The last thing you had to eat:
A pineapple.
A country you want to visit:
Before I die I would like to visit the continent of Africa – I have never been there. I’m saving it until last.
A book or movie you keep going back to:
I have a hard time watching a movie twice. The sutras of the Buddha, the Bible, or the Bhagavad Gita – I would go back to all of those.
What languages do you have?
I speak fluent Swedish. I used to better French 30 years ago, I lived in Belgium for a while but since moving to Sweden I’ve never used it.
Your primary instrument, and when you started playing it:
I started playing the harmonica when I was about six or seven years old, because my uncle John, the boogie-woogie piano player, he gave me one of his harmonicas.
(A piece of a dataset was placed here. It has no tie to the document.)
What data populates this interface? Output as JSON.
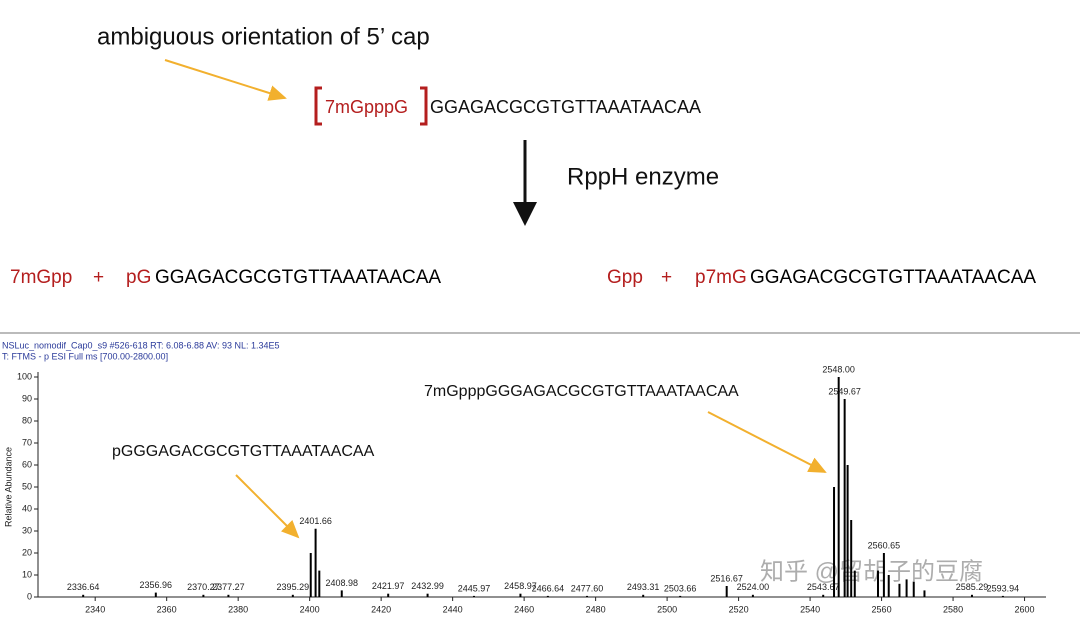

He would play and say “blow, boy, blow”. I learned this style from him, and that’s the style I’ve taught to people for over 30 years – probably the simplest style you can play, I call it the Okie-Dokie, like from Oklahoma.
Something people might be surprised to know about you:
In 1974 I was the California State Karate Champion. You wouldn’t know it from looking at me now! I also got fourth place in the internationals that same year.
You have a time machine and a magic ticket to one gig or festival in the past. What do you choose?
I’d have to go and see Charlie Parker.
A question from the last participant, Michelle Neukirchen: What’s your favourite board game and why?
Actually it’s Go Fish. I have very fond memories of my three teenage boys and my wife sitting around in the evening playing and talking and laughing. Probably some of the happiest times of my life.